Weil jedes Update nur auf einer einzelnen Beobachtung basiert und damit stärker von Zufallsschwankungen beeinflusst wird.
5) Momentum einführen
Momentum führt Trägheit ein: statt nur den aktuellen Gradient zu nutzen, wird ein Anteil früherer Richtungen mitgenommen.
import numpy as np
# Standalone-Block: eigenes Mini-Dataset + Hilfsfunktionen
rng = np.random.default_rng(42)
X = rng.uniform(-2, 2, size=200)
noise = rng.normal(0, 0.7, size=200)
y = 3 + 2 * X + noise
def mse(b0, b1, x_batch, y_batch):
y_hat = b0 + b1 * x_batch
return np.mean((y_batch - y_hat) ** 2)
def gradients(b0, b1, x_batch, y_batch):
y_hat = b0 + b1 * x_batch
err = y_hat - y_batch
db0 = 2 * np.mean(err)
db1 = 2 * np.mean(err * x_batch)
return db0, db1
def train_with_momentum(mode="mini", lr=0.05, beta=0.9, epochs=60, batch_size=32):
b0, b1 = 0.0, 0.0
v0, v1 = 0.0, 0.0
losses = []
n = len(X)
for _ in range(epochs):
if mode == "batch":
idx_sets = [np.arange(n)]
elif mode == "mini":
perm = rng.permutation(n)
idx_sets = [perm[i:i+batch_size] for i in range(0, n, batch_size)]
else:
perm = rng.permutation(n)
idx_sets = [[i] for i in perm]
for idx in idx_sets:
xb, yb = X[idx], y[idx]
db0, db1 = gradients(b0, b1, xb, yb)
v0 = beta * v0 + db0
v1 = beta * v1 + db1
b0 -= lr * v0
b1 -= lr * v1
losses.append(mse(b0, b1, X, y))
return b0, b1, losses
b0_m, b1_m, losses_m = train_with_momentum(mode="mini", beta=0.9)
print("with momentum ->", round(b0_m, 3), round(b1_m, 3), round(losses_m[-1], 3))
Momentum kann bei verrauschten Gradienten den Lernpfad glätten und Konvergenz beschleunigen.
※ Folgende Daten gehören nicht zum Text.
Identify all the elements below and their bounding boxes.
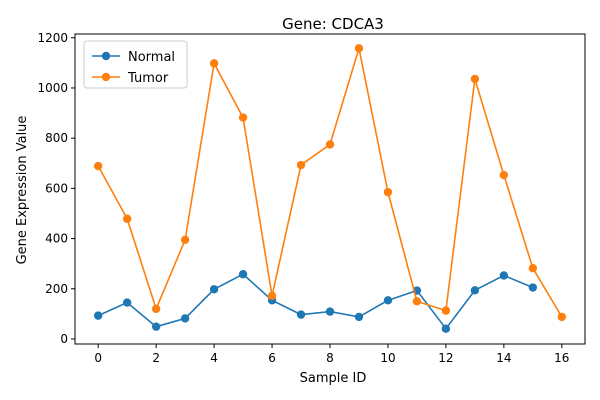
y-tick-label: 1200	[37, 31, 68, 45]
data-point-normal	[354, 312, 364, 322]
data-point-tumor	[93, 161, 103, 171]
chart-title: Gene: CDCA3	[282, 15, 384, 33]
y-tick-label: 800	[45, 131, 68, 145]
data-point-normal	[499, 271, 509, 280]
x-tick-label: 8	[326, 351, 334, 365]
data-point-tumor	[528, 263, 538, 273]
data-point-tumor	[122, 214, 132, 223]
y-tick-label: 0	[60, 332, 68, 346]
y-tick-label: 400	[45, 232, 68, 246]
y-tick-label: 1000	[37, 81, 68, 95]
x-axis-title: Sample ID	[300, 371, 367, 386]
data-point-tumor	[180, 235, 190, 245]
data-point-normal	[383, 296, 393, 305]
y-tick-label: 200	[45, 282, 68, 296]
y-tick-label: 600	[45, 181, 68, 195]
data-point-tumor	[383, 187, 393, 197]
x-tick-label: 2	[152, 351, 160, 365]
legend: Normal Tumor	[83, 40, 188, 89]
legend-label: Tumor	[127, 71, 169, 86]
legend-marker	[101, 72, 111, 82]
x-tick-label: 12	[438, 351, 453, 365]
y-axis-title: Gene Expression Value	[15, 116, 30, 265]
data-point-normal	[180, 314, 190, 323]
data-point-tumor	[499, 170, 509, 180]
legend-label: Normal	[128, 50, 175, 65]
x-tick-label: 14	[496, 351, 511, 365]
data-point-tumor	[238, 113, 248, 122]
data-point-tumor	[151, 304, 161, 314]
data-point-normal	[151, 322, 161, 331]
data-point-tumor	[267, 291, 277, 301]
plot-area: 0 2 4 6 8 10 12 14 16 0 200 400 600 800 1000 1200	[37, 31, 586, 365]
x-tick-label: 10	[380, 351, 395, 365]
series-line-normal	[97, 273, 534, 331]
series-line-tumor	[97, 48, 563, 318]
data-point-normal	[93, 311, 103, 320]
x-tick-label: 6	[268, 351, 276, 365]
data-point-normal	[528, 283, 538, 292]
data-point-normal	[122, 298, 132, 307]
data-point-tumor	[470, 74, 480, 84]
x-tick-label: 4	[210, 351, 218, 365]
data-point-normal	[470, 286, 480, 295]
data-point-normal	[325, 307, 335, 316]
data-point-tumor	[325, 140, 335, 149]
data-point-tumor	[296, 160, 306, 170]
x-tick-label: 0	[94, 351, 102, 365]
data-point-tumor	[557, 312, 567, 322]
x-tick-label: 16	[554, 351, 569, 365]
data-point-normal	[296, 310, 306, 319]
data-point-tumor	[209, 59, 219, 68]
data-point-tumor	[354, 44, 364, 53]
legend-marker	[101, 51, 111, 61]
data-point-tumor	[412, 297, 422, 306]
data-point-normal	[441, 324, 451, 333]
data-point-tumor	[441, 306, 451, 315]
data-point-normal	[238, 270, 248, 279]
data-point-normal	[209, 285, 219, 294]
Zu hoch eingestellt kann es aber auch überschießen.
Mini-Check: In welchem Fall hilft Momentum besonders?
Wenn Updates stark schwanken (z. B. Mini-Batch/SGD) und der Lernpfad sonst zickzackartig verläuft.
6) Wie erkenne ich, ob ein Modell GD "under the hood" nutzt?
Nicht jedes Modell in scikit-learn trainiert mit Gradient Descent. Prüfe immer die Solver-Dokumentation des konkreten Estimators.
# Beispiel: unterschiedliche Solver-Strategien
# LinearRegression() nutzt i. d. R. keine klassische iterative GD-Schleife.
# SGDRegressor() trainiert explizit stochastisch iterativ.
from sklearn.linear_model import LinearRegression, SGDRegressor
print(LinearRegression())
print(SGDRegressor(max_iter=1000, tol=1e-3, random_state=42))
Mini-Check: Wann würdest du GD bevorzugen?
Bei großen Datenmengen, vielen Parametern oder wenn eine geschlossene Lösung unpraktisch wird und iterative Optimierung besser skaliert.